Texas A&M researchers have developed a photodynamic approach using curcumin — turmeric’s active compound — to combat antibiotic-resistant bacteria, according to a Scientific Reports study. The method achieved substantial reductions in bacterial viability across lab tests. The results point to a potential to revitalize existing antimicrobial treatments.

Antimicrobial resistance (AMR) poses a well-documented growing public health challenge, with multidrug-resistant infections contributing to nearly 5 million global deaths. Such infections could cause as many as 10 million annual deaths by 2050 if not action is taken.

Historically, infections ranked as the leading cause of death before antibiotics led to longer average human lifespans. Sir Alexander Fleming’s discovery of penicillin in 1928 followed by the subsequent commercialization of it and other antibiotics beginning in the 1940s helped turn the tide. Bacteria, however, are adept at adaptation. Over time, random mutations and gene-sharing among microbes have resulted in strains that can evade standard treatments — given rise to the term “superbugs.” This bacterial heterogeneity means that even within a single infection, subpopulations can respond differently to the same drug.

The photodynamic inactivation angle

Texas A&M’s team tackled the twin problems of microbial heteroresistance and persistence through photodynamic inactivation (PDI). In PDI, a light-sensitive molecule — known as a photosensitizer — yields reactive oxygen species when illuminated. These reactive species, in turn, damage bacterial cells, causing them to die. The researchers used curcumin, the bright yellow compound in turmeric, not only because it is a natural and affordable photosensitizer but also because bacteria can ingest it as a food source. Once inside bacterial cells, curcumin becomes lethal under 450 nm light, disrupting metabolic processes and diminishing resistance levels.

When we have a mixed population of bacteria where some are resistant, we can use photodynamic inactivation to narrow the bacterial distribution, leaving behind strains that are more or less similar in their response to antibiotics. It’s much easier now to predict the precise antibiotic dose needed to remove the infection.

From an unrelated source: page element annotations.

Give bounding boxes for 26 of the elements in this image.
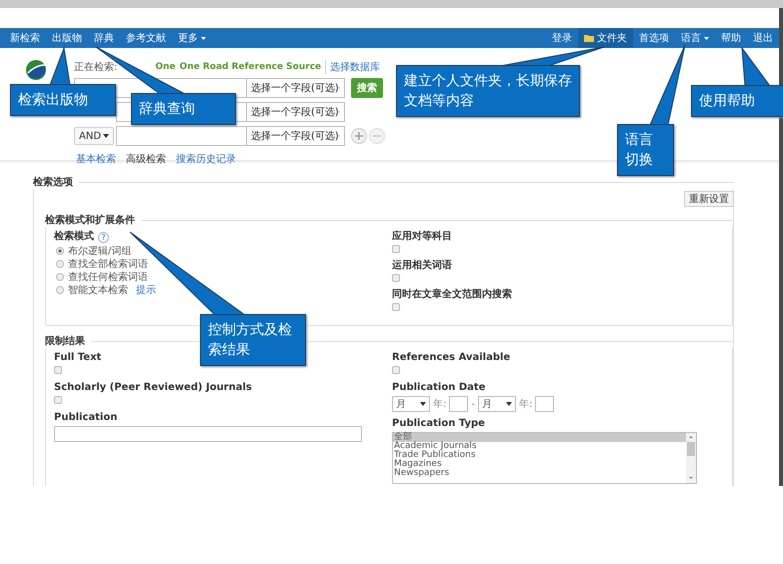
year-label: 年: bbox=[433, 398, 446, 411]
field-label: Scholarly (Peer Reviewed) Journals bbox=[54, 382, 253, 394]
field-label: Publication Date bbox=[392, 382, 486, 394]
annotation-tooltip: 辞典查询 bbox=[131, 93, 236, 125]
radio-label: 查找全部检索词语 bbox=[68, 258, 148, 270]
field-label: 同时在文章全文范围内搜索 bbox=[392, 289, 513, 301]
section-title: 检索选项 bbox=[33, 176, 73, 189]
section-title: 限制结果 bbox=[45, 334, 85, 348]
annotation-tooltip: 控制方式及检索结果 bbox=[200, 314, 306, 366]
database-name: One Road Reference Source bbox=[180, 62, 322, 72]
field-label: 应用对等科目 bbox=[392, 231, 453, 243]
radio-label: 智能文本检索 bbox=[68, 284, 128, 296]
field-label: 检索模式 bbox=[54, 231, 94, 243]
field-label: Publication bbox=[54, 412, 118, 424]
field-label: 运用相关词语 bbox=[392, 260, 453, 272]
radio-label: 查找任何检索词语 bbox=[68, 270, 148, 284]
year-label: 年: bbox=[518, 398, 532, 411]
section-title: 检索模式和扩展条件 bbox=[45, 213, 135, 227]
radio-label: 布尔逻辑/词组 bbox=[68, 244, 132, 258]
annotation-tooltip: 语言切换 bbox=[617, 124, 674, 176]
field-label: Publication Type bbox=[392, 418, 486, 430]
field-label: References Available bbox=[392, 352, 512, 364]
searching-label: 正在检索: bbox=[74, 60, 118, 74]
date-separator: - bbox=[471, 398, 475, 410]
database-name: One bbox=[155, 62, 176, 72]
field-label: Full Text bbox=[54, 352, 102, 364]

Led by Dr. Vanderlei Bagnato, professor in the Department of Biomedical Engineering at Texas A&M University and senior author on the study, and Dr. Vladislav Yakovlev, also a professor in the Department of Biomedical Engineering at Texas A&M, the research showed that multiple cycles of PDI with curcumin killed large swaths of drug-resistant Staphylococcus aureus. That is, after PDI, the minimum antibiotic concentrations required to wipe out these bacteria dropped significantly.

Because curcumin is economical and widely available, using it in combination with light could expand treatment options in the developing world. The technique could also bolster military medicine, preventing hard-to-treat infections in battlefield contexts.

Curcumin’s broader antibacterial potential has been recognized in previous research, yet its clinical use has often been constrained by challenges such as poor water solubility (less than 0.1 mg/mL in many reports) and rapid metabolism. These factors limit its bioavailability and effective concentration within the body’s water-based environments. In addition, under near-neutral pH conditions, curcumin can degrade quickly, potentially losing much of its antimicrobial activity before it exerts any therapeutic benefit. Researchers have addressed these drawbacks through advanced formulations like nano-encapsulation and liposomal delivery. In the Texas A&M study, the photodynamic strategy helped localize curcumin’s impact at the site of bacterial cells, circumventing some of the solubility and stability bottlenecks that have long impeded its broader use in medicine.